約2年前、ウィーンで開催予定だったテイラー・スウィフトさんのコンサート「Eras Tour」を標的に、ISISに触発されたテロを計画したとして、オーストリア人の男(21)が火曜日に罪を認めた。この計画により、チケットが完売していた3公演は中止に追い込まれた。ベラン・A被告は、テロ組織への参加とスウィフトさんのコンサートを標的にした計画については認めたことで、最大で禁錮20年の刑を言い渡される可能性があるが、他地域での攻撃に関する関連罪については無罪を主張している。ウィーン南部のウィーナー・ノイシュタットで行われている裁判は、共同被告人のアルダ・Kと共に5月12日に続く予定である。
オーストリアのプライバシー保護規定に基づき氏名が一部伏せられているベラン・A被告は、初公判で罪状を認めた。弁護人のアンナ・メイヤー氏は法廷外で、依頼人が「すべてを深く後悔している」と述べ、「人生で最大の過ちだった」と語った。メイヤー氏は法廷で「私の依頼人は多大な恐怖とパニックを引き起こした……しかし、どうか見出しの裏側にも目を向けてほしい」と訴えた。
検察側によると、ベラン被告は過激派組織「イスラム国(ISIS)」への忠誠を誓い、武器や爆弾についてメンバーと連携し、ISISの動画を利用して爆発物を製造する準備を進めていた。被告は、ウィーンのエルンスト・ハッペル・スタジアムの外に集まる最大3万人の観衆と、内部の6万5000人を標的に、ナイフや自作の爆弾を使って「可能な限り多くの人を殺害する」ことを計画していた。この計画は、22人の死者を出した2017年のマンチェスターでのアリアナ・グランデさんのコンサート爆破事件を彷彿とさせるものだった。
米国の諜報機関からの情報提供を受けた当局は、最初のコンサートの前日である2024年8月7日に被告のアパートを家宅捜索し、爆弾製造物資を発見した。

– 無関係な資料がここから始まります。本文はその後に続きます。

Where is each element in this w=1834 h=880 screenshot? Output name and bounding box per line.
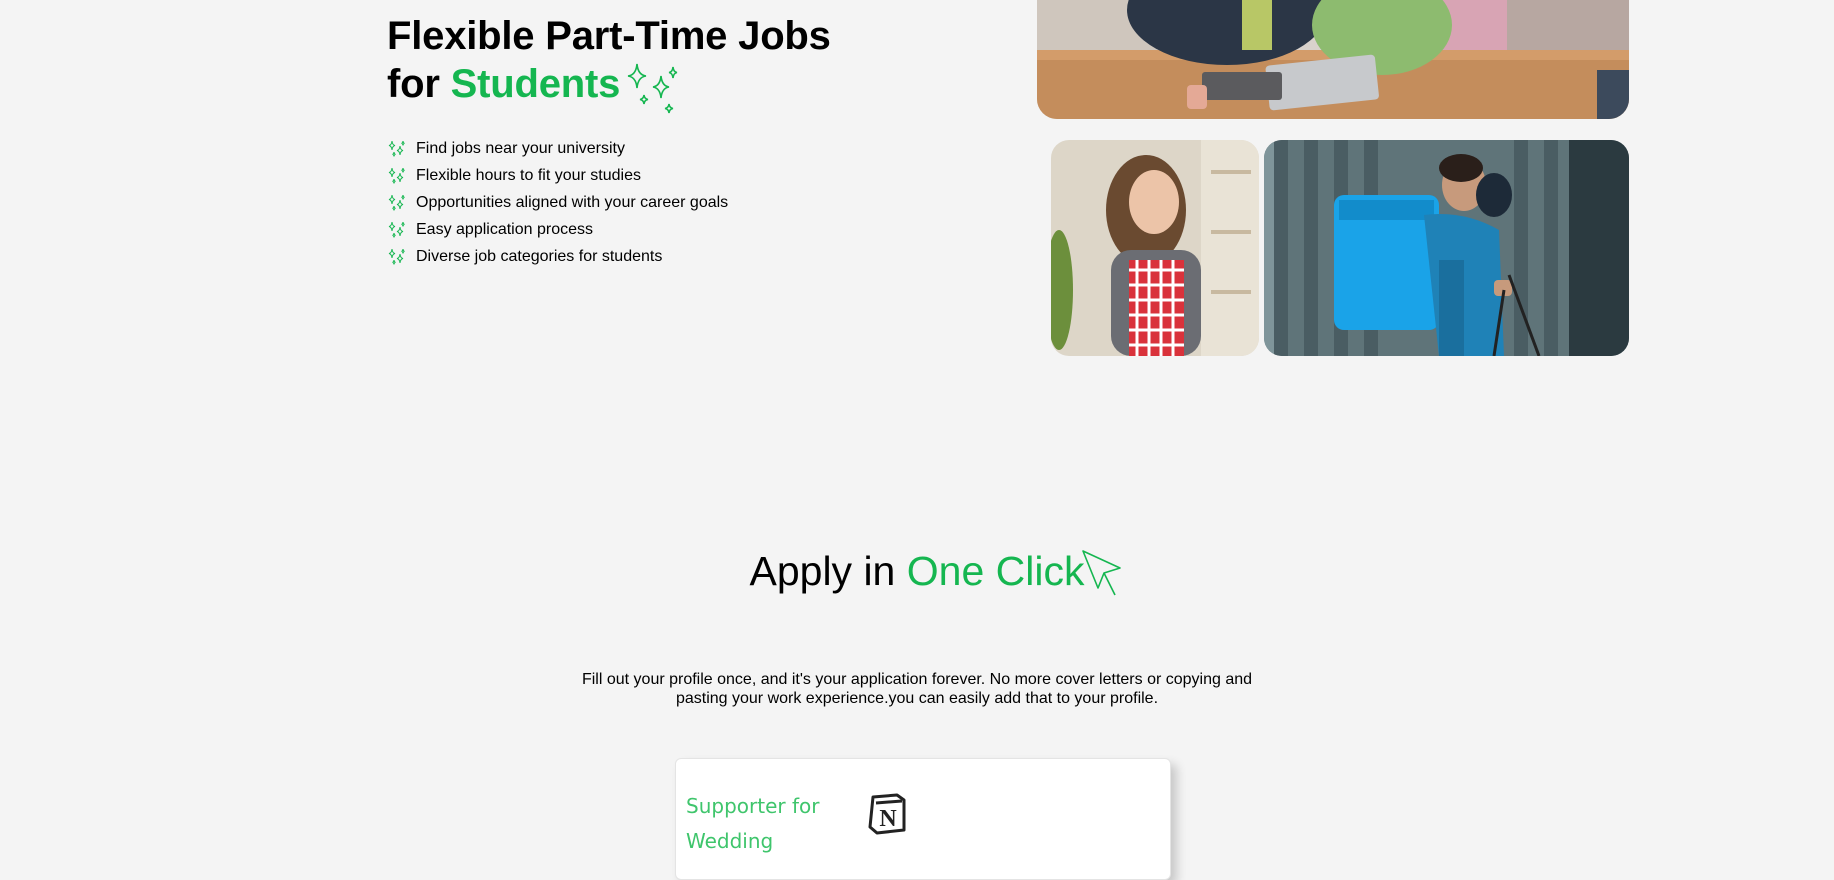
hero-title-line1: Flexible Part-Time Jobs [387,14,831,58]
hero-title-highlight: Students [450,62,621,106]
sparkles-icon [625,62,680,123]
hero-title: Flexible Part-Time Jobs for Students [387,12,831,108]
hero-title-for: for [387,62,440,106]
apply-description-line2: pasting your work experience.you can eas… [675,690,1159,707]
sparkle-bullet-icon [388,194,406,219]
job-title-line1: Supporter for [686,794,820,818]
job-title-line2: Wedding [686,829,774,853]
sparkle-bullet-icon [388,167,406,192]
svg-text:N: N [879,806,897,832]
feature-text: Diverse job categories for students [416,248,663,265]
students-meeting-photo [1037,0,1629,119]
feature-item: Diverse job categories for students [388,245,728,272]
feature-text: Flexible hours to fit your studies [416,167,641,184]
feature-item: Opportunities aligned with your career g… [388,191,728,218]
apply-description-line1: Fill out your profile once, and it's you… [581,671,1253,688]
cursor-arrow-icon [1080,548,1124,603]
notion-logo-icon: N [867,793,907,840]
waitress-apron-photo [1051,140,1259,356]
apply-title-prefix: Apply in [749,548,896,594]
sparkle-bullet-icon [388,221,406,246]
feature-item: Flexible hours to fit your studies [388,164,728,191]
feature-text: Find jobs near your university [416,140,625,157]
job-card[interactable]: Supporter for Wedding N [675,758,1171,880]
delivery-courier-photo [1264,140,1629,356]
feature-list: Find jobs near your university Flexible … [388,137,728,272]
feature-item: Easy application process [388,218,728,245]
feature-item: Find jobs near your university [388,137,728,164]
feature-text: Opportunities aligned with your career g… [416,194,729,211]
feature-text: Easy application process [416,221,593,238]
apply-title: Apply in One Click [0,545,1834,597]
apply-title-highlight: One Click [906,548,1085,594]
sparkle-bullet-icon [388,248,406,273]
sparkle-bullet-icon [388,140,406,165]
apply-description: Fill out your profile once, and it's you… [0,670,1834,708]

CIAのデビッド・コーエン副長官は、高度なテロ計画を未然に防いだ情報共有の成果を称賛した。ベラン被告はその後、拘束されている。
スウィフトさんのコンサート計画で罪に問われているのはベラン被告のみだが、2024年のラマダン期間中にサウジアラビア、トルコ、UAEで別のISISの計画に関与したとして、アルダ・Kと共に審理されている。3人目の容疑者であるハサン・Eは、2024年3月にメッカのグランド・モスクで警備員を刺した罪でサウジアラビアに拘留中である。また4人目の男、モハメド・Aは、爆弾製造マニュアルを翻訳した罪で昨年ドイツで懲役18か月の執行猶予付き判決を受けた。

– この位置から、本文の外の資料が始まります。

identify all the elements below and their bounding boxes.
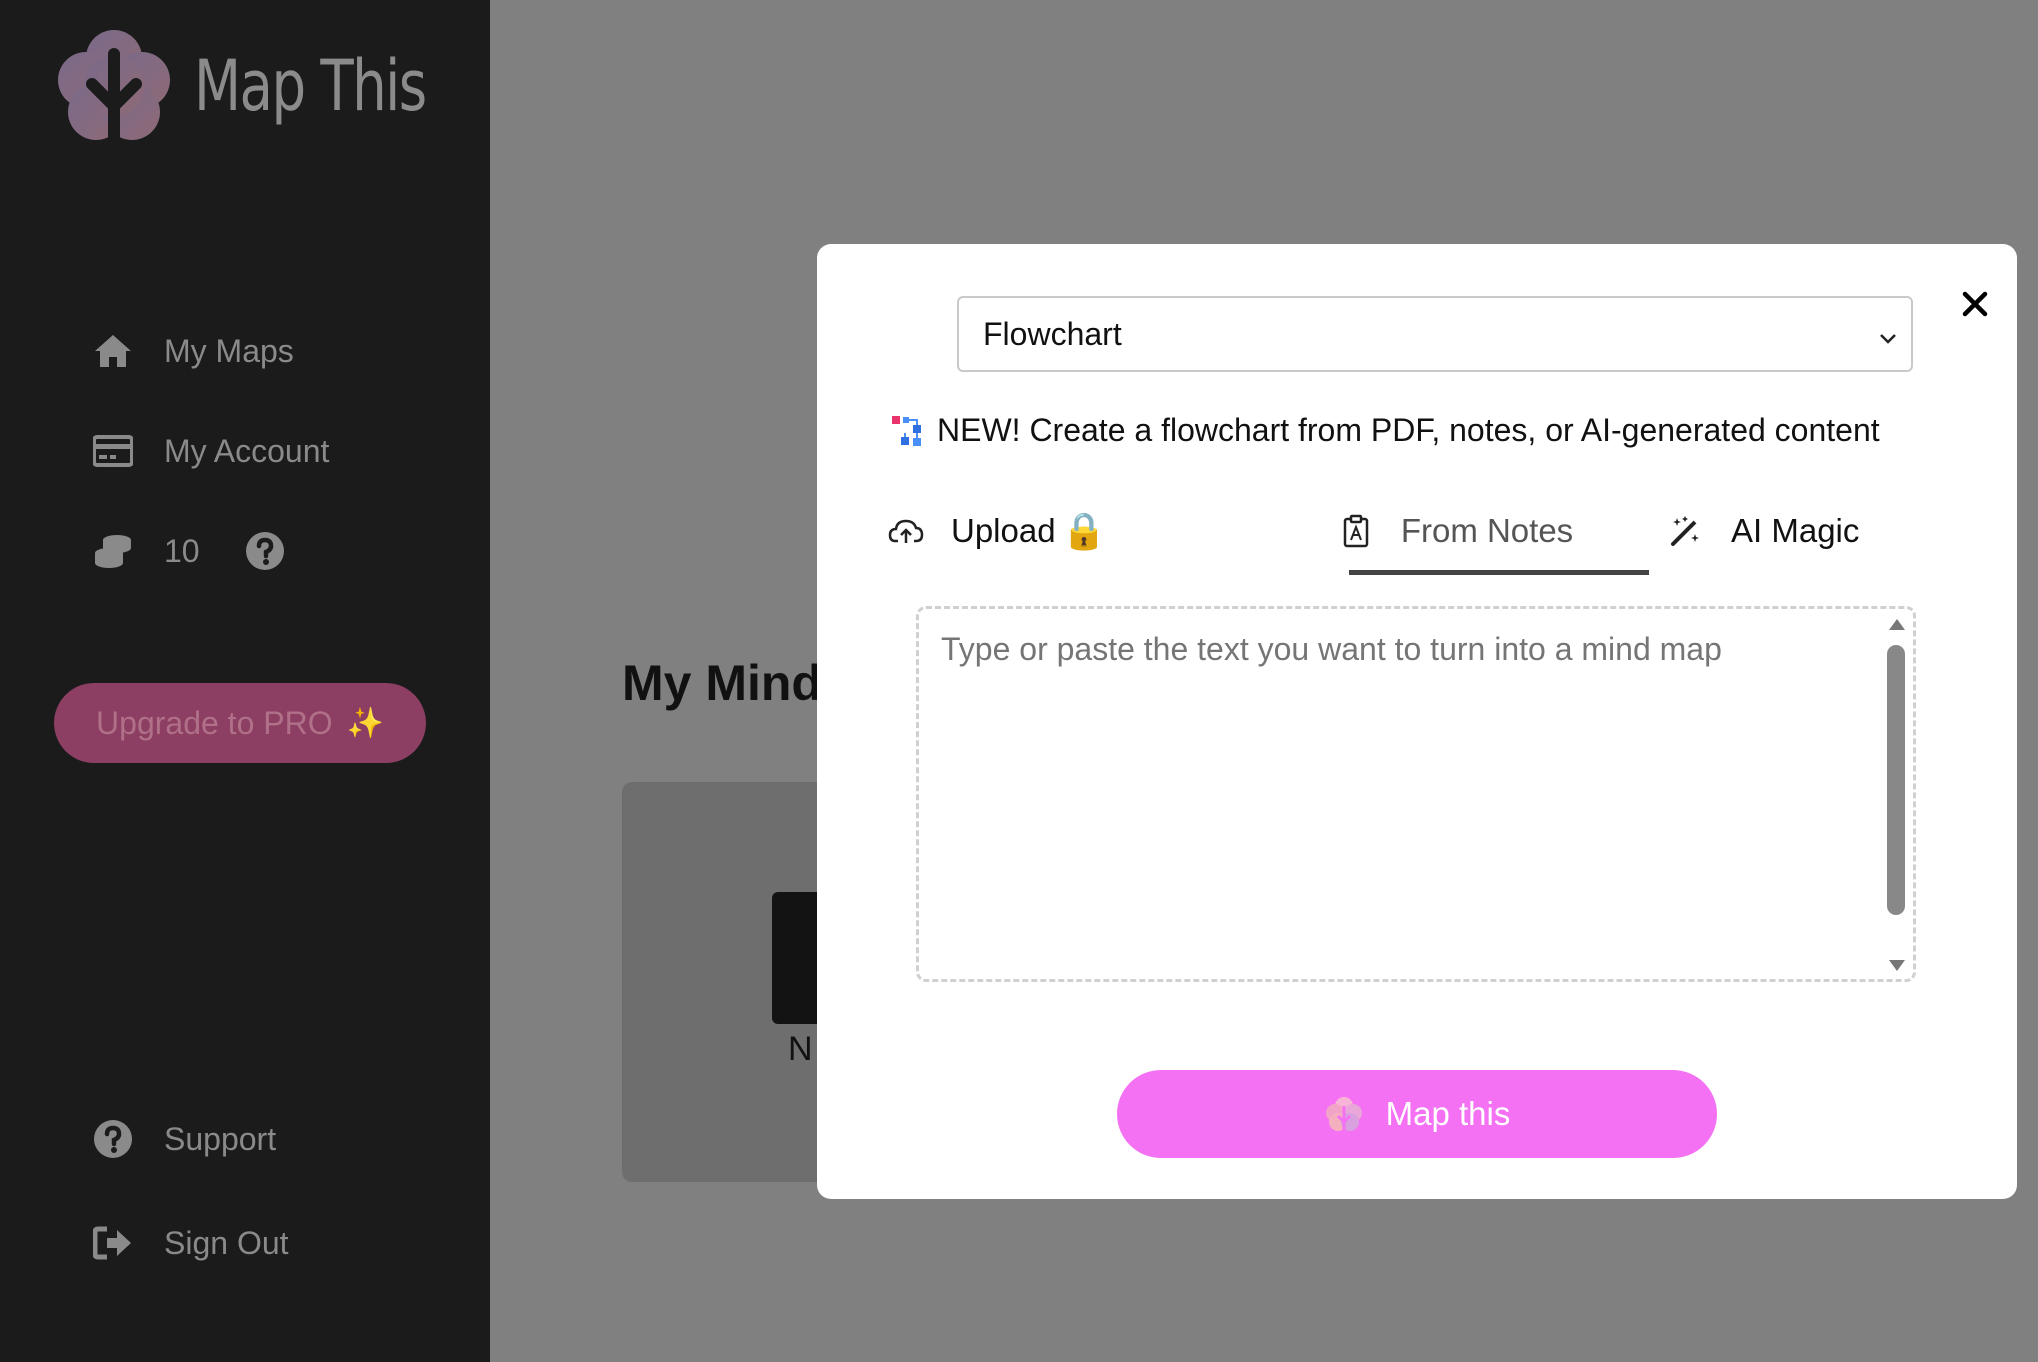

飛行機の中で脅迫を知ったテイラー・スウィフトさんは、Instagramへの投稿で衝撃をあらわにした。「ウィーン公演が中止になったことは打ちのめされる思いでした……新たな恐怖と、とてつもない罪悪感でいっぱいになりました」。彼女はDisney+のドキュメンタリー番組の中で、「まさか人生でテロ計画に遭遇するとは思いもしませんでした……私たちは大惨事を回避したのです」と付け加えた。